Set rs = Com.Execute %>
<HTML>
<HEAD>
</HEAD>
<BODY>
<% if not rs.eof then %>
<table>
<tr>
<td>Display Name</td>
<td>Phone</td>
</tr>
<% do until rs.eof %>
<tr>
<td><%= rs(1) %></td>
<td><%= rs(3) %></td>
</tR>
<% rs.moveNext
loop %>
</table>
<% end if
rs.Close
con.Close
Set rs = Nothing
Set con = Nothing
ProcessForm=HTML
End Function
PostURL = Request.ServerVariables("SCRIPT_NAME") & "?f=1" %>
<%=ResultHTML%>
<%if request.querystring("f")="" then %>
<form method="post" Action="<%=PostURL%>">
<p>Username : <input type="text" Name="username" value="" Size="25">(yourDomain\username)</p>
<p>Password : <input type="password" Name="password" Size="25"></p>
<input Name=SubmitButton Value="Authenticate User" Type=submit>
</form>
<%end if%>
</BODY>
</HTML>



-----------------finish----------------------------

 

[djtech2k]

Glad I could help.
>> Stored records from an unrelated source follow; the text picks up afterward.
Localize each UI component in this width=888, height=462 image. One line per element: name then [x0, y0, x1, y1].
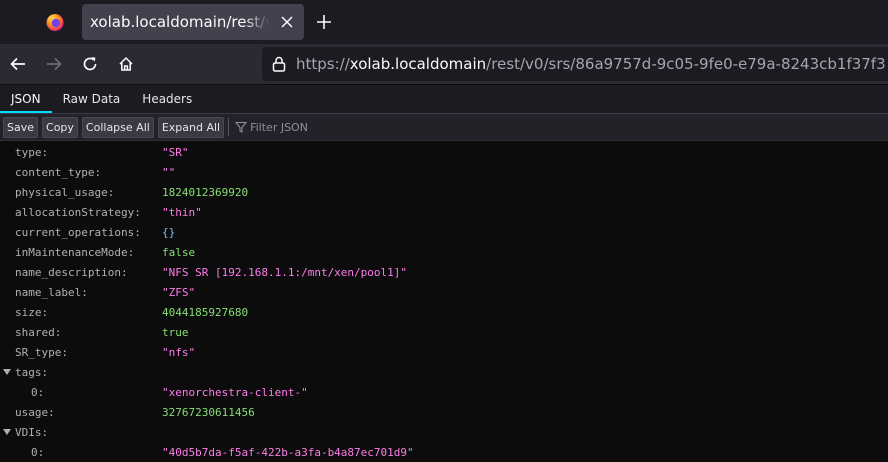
tab-strip: xolab.localdomain/rest/v0/srs/86a9757d-9…: [0, 0, 888, 44]
json-value: "": [162, 165, 176, 179]
json-row[interactable]: current_operations: {}: [0, 222, 888, 242]
json-key: 0:: [31, 385, 45, 399]
new-tab-icon[interactable]: [312, 10, 336, 34]
json-key: size:: [15, 305, 49, 319]
expand-toggle-icon[interactable]: [3, 429, 11, 435]
filter-icon: [235, 121, 248, 133]
address-bar[interactable]: https://xolab.localdomain/rest/v0/srs/86…: [262, 47, 888, 81]
url-path: /rest/v0/srs/86a9757d-9c05-9fe0-e79a-824…: [486, 55, 886, 73]
json-value: {}: [162, 225, 176, 239]
json-row[interactable]: tags:: [0, 362, 888, 382]
json-key: type:: [15, 145, 49, 159]
firefox-icon: [46, 14, 64, 31]
json-value: "SR": [162, 145, 189, 159]
expand-toggle-icon[interactable]: [3, 369, 11, 375]
json-value: "xenorchestra-client-": [162, 385, 308, 399]
json-value: false: [162, 245, 196, 259]
json-row[interactable]: inMaintenanceMode: false: [0, 242, 888, 262]
json-tree: type: "SR" content_type: "" physical_usage: 1…: [0, 141, 888, 462]
json-value: true: [162, 325, 189, 339]
json-row[interactable]: name_label: "ZFS": [0, 282, 888, 302]
json-key: 0:: [31, 445, 45, 459]
json-toolbar: Save Copy Collapse All Expand All Filter…: [0, 114, 888, 141]
json-value: 32767230611456: [162, 405, 255, 419]
json-key: inMaintenanceMode:: [15, 245, 135, 259]
reload-icon[interactable]: [78, 52, 102, 76]
json-key: usage:: [15, 405, 55, 419]
json-row[interactable]: type: "SR": [0, 142, 888, 162]
forward-arrow-icon[interactable]: [42, 52, 66, 76]
home-icon[interactable]: [114, 52, 138, 76]
json-key: tags:: [15, 365, 49, 379]
json-row[interactable]: allocationStrategy: "thin": [0, 202, 888, 222]
json-key: name_description:: [15, 265, 128, 279]
json-row[interactable]: 0: "xenorchestra-client-": [0, 382, 888, 402]
url-scheme: https://: [296, 55, 350, 73]
json-row[interactable]: name_description: "NFS SR [192.168.1.1:/m…: [0, 262, 888, 282]
json-row[interactable]: physical_usage: 1824012369920: [0, 182, 888, 202]
lock-icon[interactable]: [272, 55, 288, 73]
navigation-bar: https://xolab.localdomain/rest/v0/srs/86…: [0, 44, 888, 85]
json-key: VDIs:: [15, 425, 49, 439]
json-key: SR_type:: [15, 345, 68, 359]
json-row[interactable]: VDIs:: [0, 422, 888, 442]
close-tab-icon[interactable]: [278, 13, 296, 31]
expand-all-button[interactable]: Expand All: [157, 116, 225, 138]
json-value: "thin": [162, 205, 202, 219]
json-value: 4044185927680: [162, 305, 249, 319]
json-key: physical_usage:: [15, 185, 115, 199]
json-value: 1824012369920: [162, 185, 249, 199]
json-row[interactable]: usage: 32767230611456: [0, 402, 888, 422]
json-row[interactable]: content_type: "": [0, 162, 888, 182]
copy-button[interactable]: Copy: [42, 116, 78, 138]
viewer-tabs: JSON Raw Data Headers: [0, 85, 888, 114]
filter-placeholder: Filter JSON: [250, 120, 308, 134]
json-key: shared:: [15, 325, 62, 339]
tab-raw-data[interactable]: Raw Data: [52, 85, 132, 113]
json-key: allocationStrategy:: [15, 205, 141, 219]
json-value: "40d5b7da-f5af-422b-a3fa-b4a87ec701d9": [162, 445, 414, 459]
toolbar-divider: [228, 118, 230, 136]
save-button[interactable]: Save: [3, 116, 39, 138]
tab-json[interactable]: JSON: [0, 85, 52, 113]
tab-title: xolab.localdomain/rest/v0/srs/86a9757d-9…: [90, 13, 270, 31]
back-arrow-icon[interactable]: [6, 52, 30, 76]
json-row[interactable]: SR_type: "nfs": [0, 342, 888, 362]
json-value: "NFS SR [192.168.1.1:/mnt/xen/pool1]": [162, 265, 408, 279]
json-row[interactable]: size: 4044185927680: [0, 302, 888, 322]
json-key: name_label:: [15, 285, 88, 299]
url-text: https://xolab.localdomain/rest/v0/srs/86…: [296, 55, 886, 73]
json-key: current_operations:: [15, 225, 141, 239]
json-value: "ZFS": [162, 285, 196, 299]
json-key: content_type:: [15, 165, 102, 179]
json-row[interactable]: 0: "40d5b7da-f5af-422b-a3fa-b4a87ec701d9": [0, 442, 888, 462]
browser-tab[interactable]: xolab.localdomain/rest/v0/srs/86a9757d-9…: [82, 4, 304, 40]
tab-headers[interactable]: Headers: [131, 85, 203, 113]
collapse-all-button[interactable]: Collapse All: [81, 116, 154, 138]
json-value: "nfs": [162, 345, 196, 359]
json-row[interactable]: shared: true: [0, 322, 888, 342]
url-host: xolab.localdomain: [349, 55, 487, 73]
filter-json-input[interactable]: Filter JSON: [235, 121, 308, 134]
I have never written any ASP to connect to AD, although I have written a few things in ASP.Net to admin functions in AD.

Good Luck!

 

[bran2235]

does anyone know how I can generate a list of all user accounts (not terminated or expired accounts) in specific OUs? If someone could give me the basics, I can change the script so that it reflects the correct OU...

Many thanks!
Brandon

 

[djtech2k]

Something like this should work:

set objParent = GetObject("LDAP://OU=Users,DC=domain,DC=local")
objParent.Filter = Array("user")
for each objUser in objParent
wscript.echo "Username = " & objUser.sAMAccountName &_
vbcrlf & "DisplayName = " & objUser.displayName & vbcrlf
next

If you use that, you can change the OU to search by entering the correct DN of that OU.